Tiempo después le dio una estructura para poder difundirla y armó una metodología con un plan de estudios en nueve módulos que “plantea un recorrido para volver al origen que permite revisar y explorar cada aspecto y capa embrionaria”.
En este caso, el próximo ciclo de meditación biológica lo abordará desde el yoga y es abierto a todos aquellos que quieran contar con una herramienta de autoconocimiento para sentirse mejor.
La decodificación conductuales aplicable en múltiples áreas de manera individual o colectiva, a través de clases de yoga, expresión corporal, teatro, talleres de arte, perfeccionamiento docente o profesionales que tengan contacto con la gente.
Paradigma de la enfermedad
Virginia tiene 46 años y nació en Necochea, tiene un hijo de 17 años y está en pareja. Es docente especializada en nivel inicial. Profesora de Bellas Artes y luego se formó en terapia SAAMA, actualmente dicta clases de yoga, organiza sus seminarios y está haciendo un posgrado en cáncer e hizo otro de trastornos de comportamiento. También tiene una columna en el programa Estamos en Contacto, en La Radio.
Consultada respecto a la Biodecodificación original comentó que “es un tipo de terapia breve que trabaja buscando el origen emocional de un síntoma o una enfermedad y está basada en la nueva medicina germánica, inspirada por el Dr. Hamer que estableció cinco leyes biológicas que cambia el paradigma de la enfermedad, que la ve como un programa biológico de supervivivencia”.
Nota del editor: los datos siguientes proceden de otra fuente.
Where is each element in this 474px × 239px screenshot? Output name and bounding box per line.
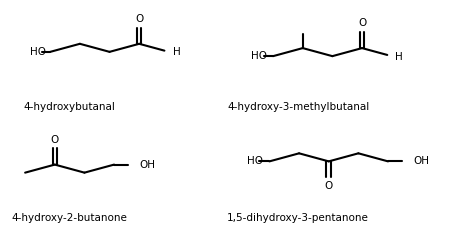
Text: H: H [395,52,403,62]
Text: OH: OH [413,156,429,166]
Text: HO: HO [246,156,263,166]
Text: 4-hydroxy-3-methylbutanal: 4-hydroxy-3-methylbutanal [227,102,369,112]
Text: O: O [358,18,366,28]
Text: H: H [173,47,181,57]
Text: HO: HO [30,47,46,57]
Text: 1,5-dihydroxy-3-pentanone: 1,5-dihydroxy-3-pentanone [227,213,369,223]
Text: O: O [51,135,59,145]
Text: 4-hydroxybutanal: 4-hydroxybutanal [24,102,116,112]
Text: HO: HO [251,51,267,61]
Text: OH: OH [139,160,155,170]
Text: 4-hydroxy-2-butanone: 4-hydroxy-2-butanone [12,213,128,223]
Text: O: O [325,181,333,191]
Text: O: O [135,14,143,24]
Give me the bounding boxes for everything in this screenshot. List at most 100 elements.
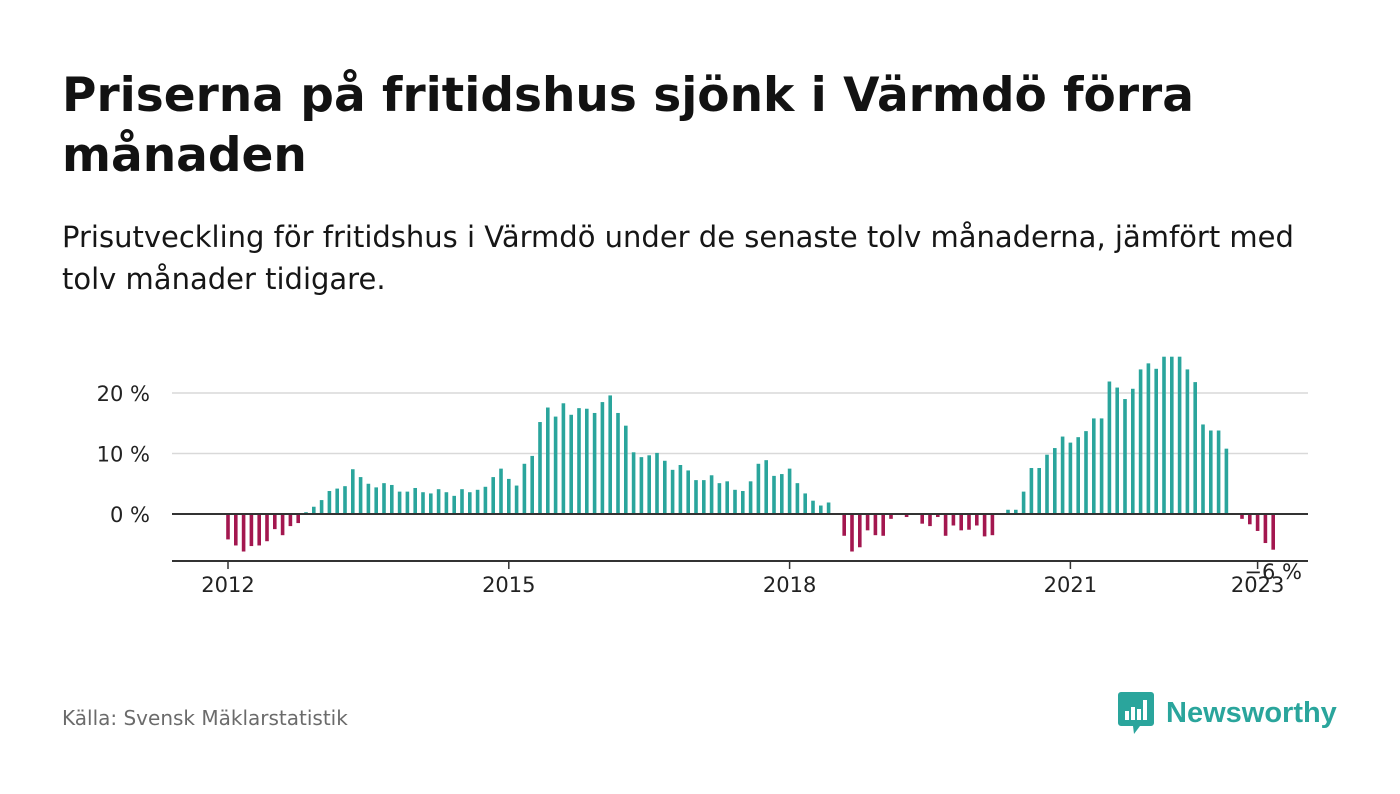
bar: [725, 481, 729, 514]
brand-name: Newsworthy: [1166, 696, 1337, 729]
bar: [803, 493, 807, 514]
bar: [1162, 356, 1166, 514]
bar: [826, 502, 831, 514]
bar: [1099, 418, 1104, 514]
bar: [1240, 514, 1244, 519]
bar: [780, 474, 784, 514]
bar: [842, 514, 846, 536]
bar: [273, 514, 277, 530]
bar: [678, 465, 683, 514]
bar: [288, 514, 293, 527]
bar: [561, 403, 566, 514]
x-tick-label: 2015: [482, 573, 535, 597]
bar: [600, 402, 605, 514]
bar: [1107, 381, 1112, 514]
bar: [1045, 454, 1049, 514]
bar: [1271, 514, 1275, 550]
bar: [460, 489, 464, 514]
bar: [1076, 437, 1080, 514]
bar: [787, 468, 792, 515]
bar: [413, 487, 417, 514]
bar: [343, 486, 347, 514]
bar: [1263, 514, 1268, 544]
bar: [1029, 468, 1034, 514]
bar: [592, 412, 597, 514]
bar: [327, 491, 332, 514]
bar: [1138, 369, 1143, 514]
bar: [748, 481, 753, 514]
bar: [1216, 430, 1221, 514]
bar: [1209, 430, 1213, 514]
bar: [631, 452, 636, 514]
bar: [608, 395, 612, 514]
bar: [904, 514, 909, 518]
bar: [694, 480, 698, 514]
bar: [975, 514, 979, 526]
bar: [709, 475, 714, 514]
bars-layer: [226, 356, 1275, 552]
bar: [686, 470, 690, 514]
x-tick-label: 2018: [763, 573, 816, 597]
newsworthy-logo[interactable]: Newsworthy: [1118, 690, 1337, 736]
last-value-label: −6 %: [1244, 560, 1302, 584]
bar: [335, 488, 339, 514]
bar: [569, 414, 573, 514]
bar: [530, 455, 534, 514]
bar: [647, 455, 651, 514]
y-tick-label: 10 %: [97, 443, 150, 467]
bar: [312, 506, 316, 514]
bar: [717, 483, 722, 514]
bar: [436, 489, 441, 514]
bar: [928, 514, 932, 527]
bar: [226, 514, 230, 540]
bar: [1037, 468, 1041, 514]
x-tick-label: 2021: [1044, 573, 1097, 597]
y-tick-label: 0 %: [110, 503, 150, 527]
bar: [546, 407, 550, 514]
bar: [1092, 418, 1096, 514]
bar: [1053, 448, 1057, 514]
bar-chart-speech-bubble-icon: [1118, 692, 1154, 734]
bar: [265, 514, 269, 542]
bar: [1170, 356, 1174, 514]
bar: [1255, 514, 1260, 531]
bar: [366, 483, 371, 514]
bar: [1177, 356, 1182, 514]
bar: [1115, 387, 1119, 514]
axis-layer: 0 % 10 % 20 % 2012 2015 2018 2021 2023−6 %: [97, 382, 1308, 597]
bar: [663, 460, 667, 514]
bar: [1248, 514, 1252, 525]
chart-title: Priserna på fritidshus sjönk i Värmdö fö…: [62, 68, 1194, 183]
bar: [553, 416, 558, 514]
bar: [881, 514, 885, 536]
bar: [405, 491, 410, 515]
bar: [624, 425, 628, 514]
bar: [1193, 382, 1197, 514]
bar: [585, 408, 589, 514]
bar: [1185, 369, 1190, 514]
bar: [1131, 388, 1135, 514]
bar: [280, 514, 285, 536]
bar: [538, 422, 542, 514]
bar: [351, 469, 355, 514]
bar: [982, 514, 987, 537]
bar: [483, 486, 488, 514]
bar: [374, 487, 378, 514]
bar: [733, 489, 737, 514]
bar: [249, 514, 254, 547]
bar: [452, 495, 456, 514]
bar: [390, 484, 394, 514]
bar: [1201, 424, 1205, 514]
bar: [936, 514, 940, 518]
bar-chart: 0 % 10 % 20 % 2012 2015 2018 2021 2023−6 %: [97, 356, 1308, 597]
x-tick-label: 2012: [201, 573, 254, 597]
bar: [475, 489, 480, 514]
bar: [990, 514, 995, 536]
bar: [943, 514, 948, 536]
bar: [639, 457, 644, 514]
bar: [702, 480, 706, 514]
grid-layer: [172, 392, 1308, 455]
bar: [241, 514, 246, 552]
bar: [795, 483, 800, 514]
bar: [655, 452, 659, 514]
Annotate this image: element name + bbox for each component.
Vale destacar que todos los seres humanos tienen distintas formas de vivir y ante un conflicto pueden desarrollar distintas patologías, “todo se sustenta en leyes biológicas y en el desarrollo bio genético”.
El recorrido que plantea es el de volver al origen, “la clase de yoga, de algún modo, es una excusa es para poder hacer el trabajo de autoconocimiento y detectar los síntomas y que el asistente se lleve herramientas para hacer una práctica o una respiración que ayude a neutralizar esos síntomas o que no lleguen a más”.